Waaaaaait... you mean refusing a sacrament is actually merciful?  Huh? Shocked
(02-23-2016, 10:06 AM)Paul Wrote: [ -> ]
(02-23-2016, 02:29 AM)Poche Wrote: [ -> ]In those circumstances, he said, by refusing to anoint the individual the priest may be helping to drive home the gravity of the action.

Waaaaaait... you mean refusing a sacrament is actually merciful?  Huh? Shocked

You wouldn't give communion to someone who wants to stomp the host on the ground. 
You wouldn't marry someone who plans to commit adultery.
You wouldn't anoint someone who plans to kill himself.

Why turn a sin into an even greater sin? The sacraments require the proper disposition to function properly anyway.
(02-23-2016, 04:08 PM)Dominicus Wrote: [ -> ]
(02-23-2016, 10:06 AM)Paul Wrote: [ -> ]
(02-23-2016, 02:29 AM)Poche Wrote: [ -> ]In those circumstances, he said, by refusing to anoint the individual the priest may be helping to drive home the gravity of the action.

Waaaaaait... you mean refusing a sacrament is actually merciful?  Huh? Shocked

You wouldn't give communion to someone who wants to stomp the host on the ground. 
You wouldn't marry someone who plans to commit adultery.
You wouldn't anoint someone who plans to kill himself.

Why turn a sin into an even greater sin? The sacraments require the proper disposition to function properly anyway.

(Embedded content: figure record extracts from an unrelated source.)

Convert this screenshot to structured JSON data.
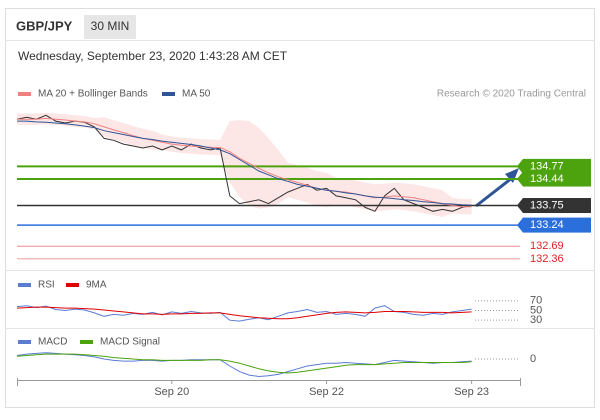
{
  "header": {
    "symbol": "GBP/JPY",
    "timeframe": "30 MIN",
    "timestamp": "Wednesday, September 23, 2020 1:43:28 AM CET"
  },
  "chart_data": [
    {
      "type": "line",
      "source": "Research © 2020 Trading Central",
      "xlim": [
        0,
        52
      ],
      "ylim": [
        132.2,
        136.5
      ],
      "color": "#333333",
      "values": [
        136.0,
        136.05,
        136.0,
        136.1,
        135.95,
        135.9,
        135.95,
        135.92,
        135.8,
        135.5,
        135.45,
        135.35,
        135.3,
        135.25,
        135.3,
        135.2,
        135.3,
        135.2,
        135.35,
        135.25,
        135.2,
        135.25,
        134.0,
        133.8,
        133.85,
        133.9,
        133.8,
        133.95,
        134.1,
        134.2,
        134.3,
        134.15,
        134.2,
        134.0,
        133.95,
        133.9,
        133.7,
        133.6,
        134.0,
        134.2,
        133.9,
        133.8,
        133.7,
        133.6,
        133.65,
        133.6,
        133.7,
        133.75
      ],
      "series": [
        {
          "name": "MA 20 + Bollinger Bands",
          "color": "#f08080",
          "values": [
            136.0,
            136.0,
            136.0,
            136.02,
            136.0,
            135.98,
            135.95,
            135.93,
            135.88,
            135.8,
            135.72,
            135.65,
            135.57,
            135.5,
            135.45,
            135.4,
            135.35,
            135.32,
            135.3,
            135.28,
            135.27,
            135.26,
            135.15,
            134.98,
            134.85,
            134.72,
            134.6,
            134.5,
            134.42,
            134.35,
            134.28,
            134.2,
            134.15,
            134.12,
            134.1,
            134.05,
            134.0,
            133.95,
            133.97,
            134.0,
            133.98,
            133.95,
            133.9,
            133.85,
            133.8,
            133.75,
            133.72,
            133.72
          ],
          "upper": [
            136.15,
            136.15,
            136.15,
            136.17,
            136.15,
            136.13,
            136.1,
            136.08,
            136.03,
            136.05,
            135.97,
            135.9,
            135.82,
            135.75,
            135.7,
            135.6,
            135.55,
            135.52,
            135.5,
            135.48,
            135.47,
            135.46,
            135.95,
            135.98,
            135.95,
            135.77,
            135.5,
            135.2,
            134.87,
            134.8,
            134.73,
            134.65,
            134.6,
            134.47,
            134.45,
            134.4,
            134.35,
            134.3,
            134.32,
            134.35,
            134.33,
            134.3,
            134.25,
            134.2,
            134.15,
            133.95,
            133.92,
            133.92
          ],
          "lower": [
            135.85,
            135.85,
            135.85,
            135.87,
            135.85,
            135.83,
            135.8,
            135.78,
            135.73,
            135.55,
            135.47,
            135.4,
            135.32,
            135.25,
            135.2,
            135.2,
            135.15,
            135.12,
            135.1,
            135.08,
            135.07,
            135.06,
            134.35,
            133.98,
            133.75,
            133.67,
            133.7,
            133.8,
            133.97,
            133.9,
            133.83,
            133.75,
            133.7,
            133.77,
            133.75,
            133.7,
            133.65,
            133.6,
            133.62,
            133.65,
            133.63,
            133.6,
            133.55,
            133.5,
            133.45,
            133.55,
            133.52,
            133.52
          ]
        },
        {
          "name": "MA 50",
          "color": "#2f5597",
          "values": [
            135.95,
            135.95,
            135.93,
            135.92,
            135.9,
            135.88,
            135.85,
            135.82,
            135.78,
            135.7,
            135.65,
            135.6,
            135.55,
            135.5,
            135.47,
            135.43,
            135.4,
            135.37,
            135.34,
            135.3,
            135.25,
            135.2,
            135.1,
            134.95,
            134.8,
            134.65,
            134.55,
            134.45,
            134.38,
            134.3,
            134.25,
            134.2,
            134.15,
            134.12,
            134.08,
            134.05,
            134.0,
            133.97,
            133.95,
            133.93,
            133.9,
            133.88,
            133.85,
            133.83,
            133.8,
            133.79,
            133.77,
            133.76
          ]
        }
      ],
      "levels": [
        {
          "value": 134.77,
          "color": "#4ca30d",
          "label_style": "box"
        },
        {
          "value": 134.44,
          "color": "#4ca30d",
          "label_style": "box"
        },
        {
          "value": 133.75,
          "color": "#333333",
          "label_style": "box"
        },
        {
          "value": 133.24,
          "color": "#2a6fdb",
          "label_style": "box"
        },
        {
          "value": 132.69,
          "color": "#dd2222",
          "label_style": "text"
        },
        {
          "value": 132.36,
          "color": "#dd2222",
          "label_style": "text"
        }
      ]
    },
    {
      "type": "line",
      "xlim": [
        0,
        52
      ],
      "ylim": [
        20,
        80
      ],
      "yticks": [
        30,
        50,
        70
      ],
      "series": [
        {
          "name": "RSI",
          "color": "#5b7bd5",
          "values": [
            58,
            60,
            56,
            59,
            52,
            50,
            53,
            51,
            45,
            38,
            42,
            40,
            44,
            42,
            46,
            41,
            47,
            44,
            48,
            45,
            44,
            46,
            30,
            28,
            32,
            35,
            31,
            38,
            45,
            48,
            52,
            46,
            48,
            42,
            44,
            42,
            38,
            55,
            60,
            48,
            46,
            42,
            40,
            44,
            42,
            47,
            50,
            53
          ]
        },
        {
          "name": "9MA",
          "color": "#e00000",
          "values": [
            55,
            56,
            57,
            57,
            56,
            55,
            55,
            54,
            53,
            51,
            49,
            47,
            45,
            43,
            43,
            42,
            43,
            43,
            44,
            44,
            45,
            45,
            42,
            39,
            37,
            35,
            34,
            33,
            33,
            35,
            38,
            41,
            44,
            46,
            47,
            46,
            45,
            46,
            48,
            48,
            48,
            47,
            46,
            46,
            46,
            45,
            46,
            47
          ]
        }
      ]
    },
    {
      "type": "line",
      "xlim": [
        0,
        52
      ],
      "ylim": [
        -0.3,
        0.2
      ],
      "yticks": [
        0
      ],
      "xticks": [
        {
          "value": 16,
          "label": "Sep 20"
        },
        {
          "value": 32,
          "label": "Sep 22"
        },
        {
          "value": 47,
          "label": "Sep 23"
        }
      ],
      "series": [
        {
          "name": "MACD",
          "color": "#5b7bd5",
          "values": [
            0.05,
            0.07,
            0.08,
            0.09,
            0.08,
            0.07,
            0.06,
            0.05,
            0.03,
            0.0,
            -0.02,
            -0.03,
            -0.03,
            -0.02,
            -0.02,
            -0.03,
            -0.02,
            -0.02,
            -0.01,
            -0.01,
            -0.01,
            -0.01,
            -0.1,
            -0.18,
            -0.23,
            -0.25,
            -0.24,
            -0.22,
            -0.18,
            -0.14,
            -0.1,
            -0.08,
            -0.06,
            -0.06,
            -0.05,
            -0.06,
            -0.07,
            -0.08,
            -0.05,
            -0.02,
            -0.03,
            -0.04,
            -0.05,
            -0.06,
            -0.05,
            -0.05,
            -0.04,
            -0.03
          ]
        },
        {
          "name": "MACD Signal",
          "color": "#4ca30d",
          "values": [
            0.04,
            0.05,
            0.06,
            0.07,
            0.07,
            0.07,
            0.07,
            0.06,
            0.05,
            0.04,
            0.02,
            0.01,
            0.0,
            -0.01,
            -0.01,
            -0.02,
            -0.02,
            -0.02,
            -0.02,
            -0.02,
            -0.01,
            -0.01,
            -0.03,
            -0.06,
            -0.1,
            -0.14,
            -0.17,
            -0.19,
            -0.2,
            -0.19,
            -0.17,
            -0.15,
            -0.13,
            -0.11,
            -0.09,
            -0.08,
            -0.08,
            -0.08,
            -0.07,
            -0.06,
            -0.05,
            -0.05,
            -0.05,
            -0.05,
            -0.05,
            -0.05,
            -0.05,
            -0.04
          ]
        }
      ]
    }
  ]
}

But... but... that's so divisive and medieval. Especially in the Year of Mercy. Besides, nobody believes in sin anymore, so refusing Communion is just mean. It would only make sense if you actually believed that bread and wine become God, and that whole "eating and drinking unworthily" thing. Which we all know Vatican II got rid of. Because springtime.
(02-23-2016, 06:47 PM)Paul Wrote: [ -> ]
(02-23-2016, 04:08 PM)Dominicus Wrote: [ -> ]
(02-23-2016, 10:06 AM)Paul Wrote: [ -> ]
(02-23-2016, 02:29 AM)Poche Wrote: [ -> ]In those circumstances, he said, by refusing to anoint the individual the priest may be helping to drive home the gravity of the action.

Waaaaaait... you mean refusing a sacrament is actually merciful?  Huh? Shocked

You wouldn't give communion to someone who wants to stomp the host on the ground. 
You wouldn't marry someone who plans to commit adultery.
You wouldn't anoint someone who plans to kill himself.

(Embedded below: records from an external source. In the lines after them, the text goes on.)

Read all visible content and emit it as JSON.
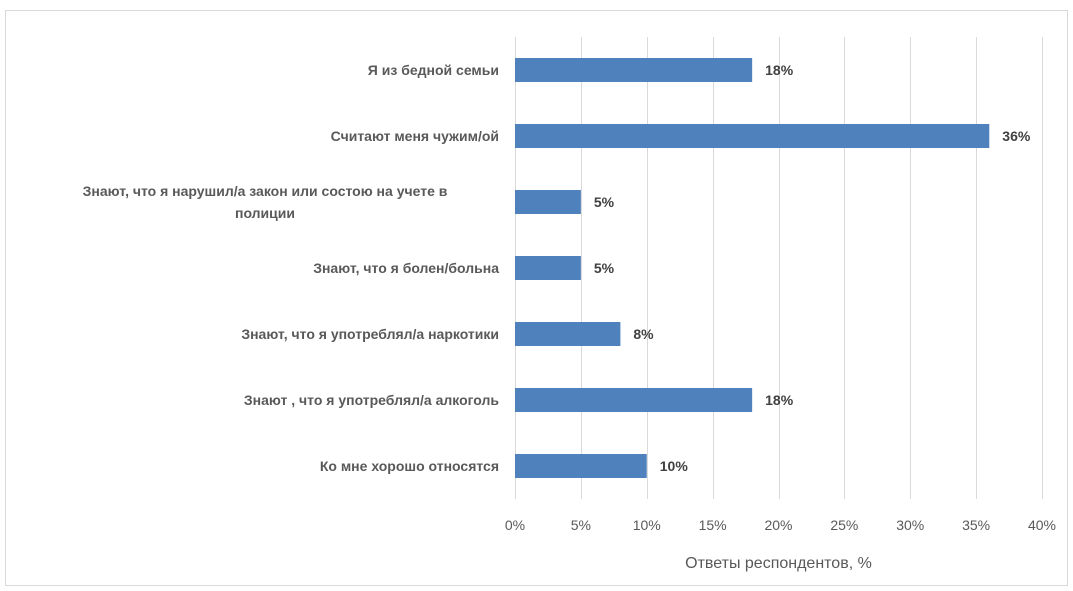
{
  "chart_data": {
    "type": "bar",
    "orientation": "horizontal",
    "categories": [
      "Я из бедной семьи",
      "Считают меня чужим/ой",
      "Знают, что я нарушил/а закон или состою на учете в полиции",
      "Знают, что я болен/больна",
      "Знают, что я употреблял/а наркотики",
      "Знают , что я употреблял/а алкоголь",
      "Ко мне хорошо относятся"
    ],
    "category_lines": [
      [
        "Я из бедной семьи"
      ],
      [
        "Считают меня чужим/ой"
      ],
      [
        "Знают, что я нарушил/а закон или состою на учете в",
        "полиции"
      ],
      [
        "Знают, что я болен/больна"
      ],
      [
        "Знают, что я употреблял/а наркотики"
      ],
      [
        "Знают , что я употреблял/а алкоголь"
      ],
      [
        "Ко мне хорошо относятся"
      ]
    ],
    "values": [
      18,
      36,
      5,
      5,
      8,
      18,
      10
    ],
    "data_labels": [
      "18%",
      "36%",
      "5%",
      "5%",
      "8%",
      "18%",
      "10%"
    ],
    "xlim": [
      0,
      40
    ],
    "xticks": [
      0,
      5,
      10,
      15,
      20,
      25,
      30,
      35,
      40
    ],
    "xtick_labels": [
      "0%",
      "5%",
      "10%",
      "15%",
      "20%",
      "25%",
      "30%",
      "35%",
      "40%"
    ],
    "xlabel": "Ответы респондентов, %",
    "title": "",
    "grid": true,
    "bar_color": "#4f81bd",
    "grid_color": "#d9d9d9"
  }
}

Why turn a sin into an even greater sin? The sacraments require the proper disposition to function properly anyway.

But... but... that's so divisive and medieval. Especially in the Year of Mercy. Besides, nobody believes in sin anymore, so refusing Communion is just mean. It would only make sense if you actually believed that bread and wine become God, and that whole "eating and drinking unworthily" thing. Which we all know Vatican II got rid of. Because springtime.

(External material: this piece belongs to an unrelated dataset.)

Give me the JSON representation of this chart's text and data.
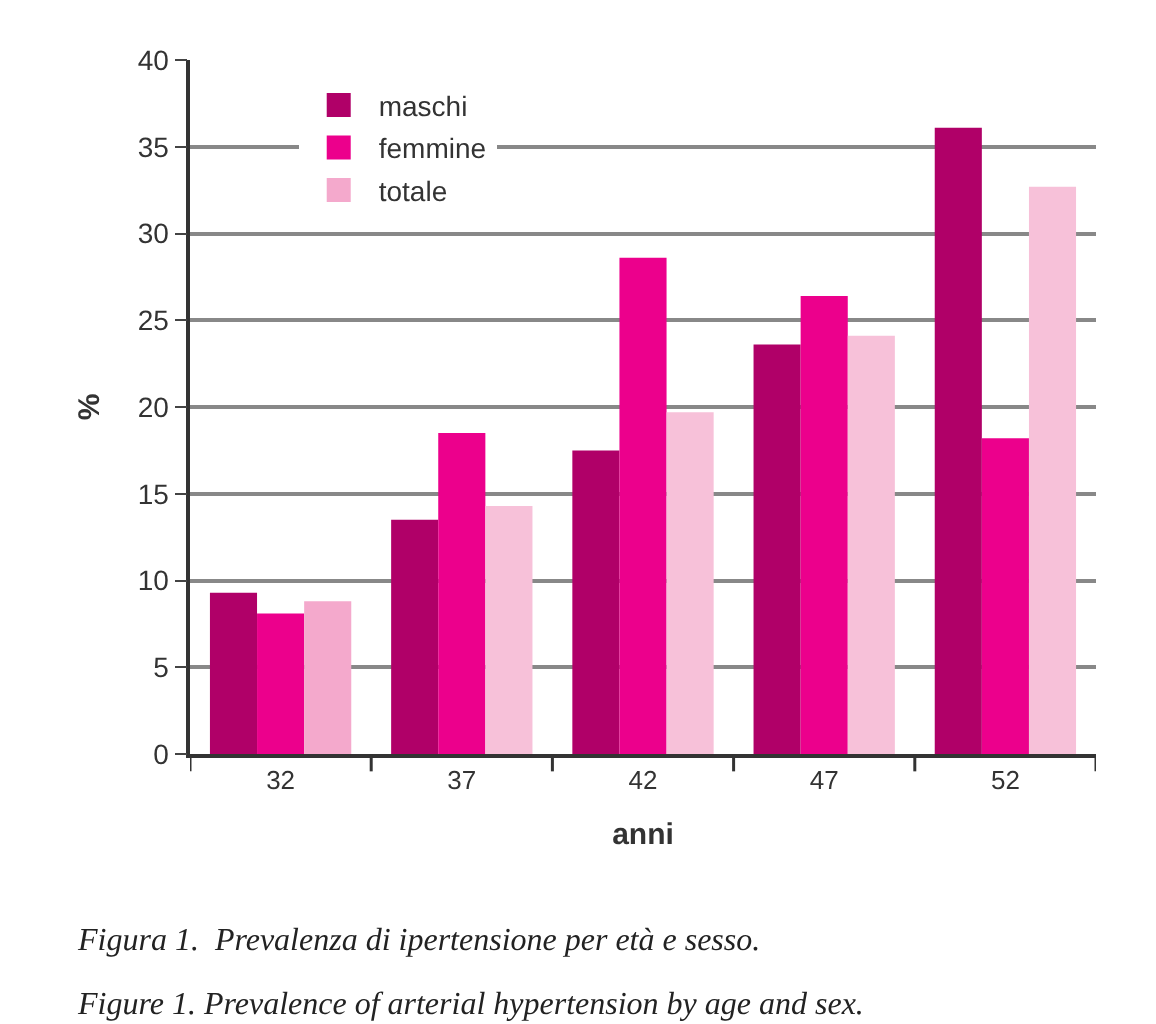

Actually Vatican II did no such thing. 
(02-24-2016, 12:57 AM)Poche Wrote: [ -> ]Actually Vatican II did no such thing.

[Image: 65032.jpg]
You wouldn't marry someone who plans to commit adultery.

Actually now, the intention to commit adultery would invalidate the marriage.
(02-23-2016, 10:06 AM)Paul Wrote: [ -> ]
(02-23-2016, 02:29 AM)Poche Wrote: [ -> ]In those circumstances, he said, by refusing to anoint the individual the priest may be helping to drive home the gravity of the action.

Waaaaaait... you mean refusing a sacrament is actually merciful?  Huh? Shocked

Yes, with holding the sacrament is merciful. It saves the recipient from going to a lower place in Hell.
(02-25-2016, 12:31 AM)Poche Wrote: [ -> ]You wouldn't marry someone who plans to commit adultery.

Actually now, the intention to commit adultery would invalidate the marriage.

My point isn't whether or not the sacrament actually takes place, it'd be in the same line as absolving someone who is unrepentant.